Avdieï reprit sa casquette, salua et sortit.

Kister se promena quelques instants de long en large dans sa chambre. Sa figure était enflammée et son cœur agité. Il n’avait pas peur et n’était plus en colère ; mais il se demandait comment il avait jamais pu regarder un pareil être comme son ami. Quant au duel, il s’en réjouissait ; c’était une façon d’en finir une fois pour toutes avec cet homme et avec le passé, et d’entrer plus librement dans une nouvelle vie. Il lui semblait que l’image de Maria lui souriait et lui promettait la victoire.

« Non, non, se disait-il avec calme, je ne succomberai pas, je ne puis pas succomber. »

Sur la table était la lettre qu’il venait d’écrire à sa mère. Il se sentit un instant le cœur serré en la voyant, et à tout hasard il résolut de ne pas l’expédier immédiatement. En ce moment Kister éprouvait en lui cette sorte de surexcitation de force vitale que la plupart des hommes éprouvent en face d’un danger. Il réfléchit tranquillement aux diverses conséquences que ce duel pourrait avoir, se résigna à l’idée d’être pour quelque temps séparé de Maria, à souffrir ; puis il rêvait avec un ferme espoir à l’avenir ; il se promettait aussi de ne pas tuer Loutchkof.

Après ces diverses réflexions, il se procura un témoin, mit à la hâte ses affaires en ordre, et, dès qu’il eut dîné, partit pour le village de Perekatof. Toute la soirée il fut gai, peut-être trop gai.
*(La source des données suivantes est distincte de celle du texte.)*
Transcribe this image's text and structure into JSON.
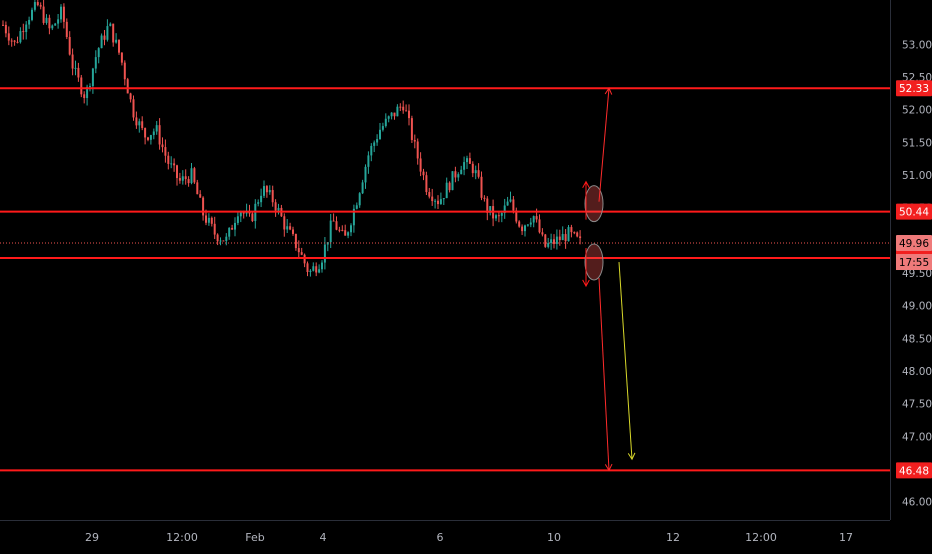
{
  "chart_data": {
    "type": "candlestick",
    "title": "",
    "x_tick_labels": [
      "29",
      "12:00",
      "Feb",
      "4",
      "6",
      "10",
      "12",
      "12:00",
      "17"
    ],
    "y_ticks": [
      53.0,
      52.5,
      52.0,
      51.5,
      51.0,
      50.5,
      50.0,
      49.5,
      49.0,
      48.5,
      48.0,
      47.5,
      47.0,
      46.5,
      46.0
    ],
    "y_tick_labels": [
      "53.00",
      "52.50",
      "52.00",
      "51.50",
      "51.00",
      "50.50",
      "50.00",
      "49.50",
      "49.00",
      "48.50",
      "48.00",
      "47.50",
      "47.00",
      "46.50",
      "46.00"
    ],
    "y_range": [
      45.72,
      53.68
    ],
    "horizontal_levels": [
      {
        "value": 52.33,
        "label": "52.33"
      },
      {
        "value": 50.44,
        "label": "50.44"
      },
      {
        "value": 49.73,
        "label": "49.73"
      },
      {
        "value": 46.48,
        "label": "46.48"
      }
    ],
    "current_price": {
      "value": 49.96,
      "label": "49.96"
    },
    "countdown": "17:55",
    "price_path": [
      53.3,
      53.0,
      53.4,
      53.6,
      53.2,
      53.5,
      52.6,
      52.2,
      52.9,
      53.3,
      52.8,
      52.0,
      51.6,
      51.7,
      51.2,
      50.9,
      51.0,
      50.4,
      50.1,
      50.0,
      50.5,
      50.3,
      50.8,
      50.6,
      50.2,
      49.9,
      49.5,
      49.7,
      50.3,
      50.0,
      50.6,
      51.3,
      51.7,
      51.9,
      52.1,
      51.4,
      50.8,
      50.6,
      50.9,
      51.2,
      51.1,
      50.5,
      50.3,
      50.6,
      50.2,
      50.4,
      49.9,
      50.0,
      50.1,
      49.96
    ],
    "arrows": [
      {
        "from": 50.44,
        "to": 52.33,
        "color": "#ff2b2b"
      },
      {
        "from": 49.73,
        "to": 46.48,
        "color": "#ff2b2b"
      },
      {
        "from": 49.73,
        "to": 46.65,
        "color": "#d9d92a"
      }
    ],
    "colors": {
      "background": "#000000",
      "up": "#26a69a",
      "down": "#ef5350",
      "level": "#ff1a1a",
      "label_bg": "#f21f1f",
      "axis_text": "#b2b5be",
      "current_label_bg": "#ef7a7a",
      "projection": "#d9d92a"
    }
  }
}
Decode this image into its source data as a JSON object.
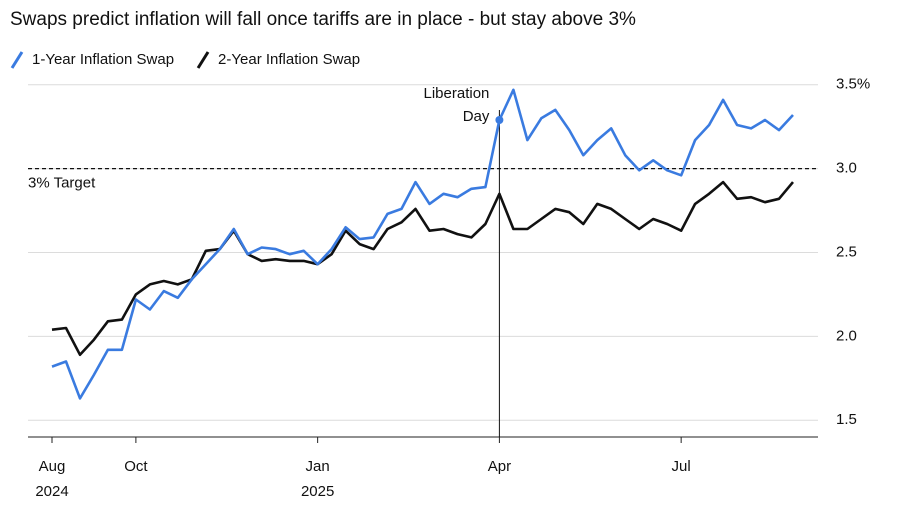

Maria joua du piano ; elle n’avait pas le moindre pressentiment de ce qui venait de se passer et coqueta agréablement avec Kister. Au premier abord, cette insouciance affligea Théodore, puis il la considéra comme un heureux présage et s’en réjouit. De jour en jour Maria s’était attachée plus étroitement à lui ; le sentiment du bonheur était en elle plus fort que celui de la passion. Kister d’ailleurs la détournait des désirs exagérés, et elle se soumettait gaiement à son influence. Nenila aimait le jeune cornette comme un fils, et Serge, selon sa coutume, suivait l’exemple de sa femme.

« Au revoir ! dit Maria à Kister, en le reconduisant dans l’antichambre et en le regardant avec un doux sourire tandis qu’il lui baisait la main.

– Au revoir ! répondit avec confiance Théodore. Au revoir ! »

Mais, lorsqu’il fut à une demi-verste du village, il se leva dans sa voiture avec une pensée inquiète pour contempler encore les fenêtres de la jeune fille. Toute la maison était sombre comme un tombeau.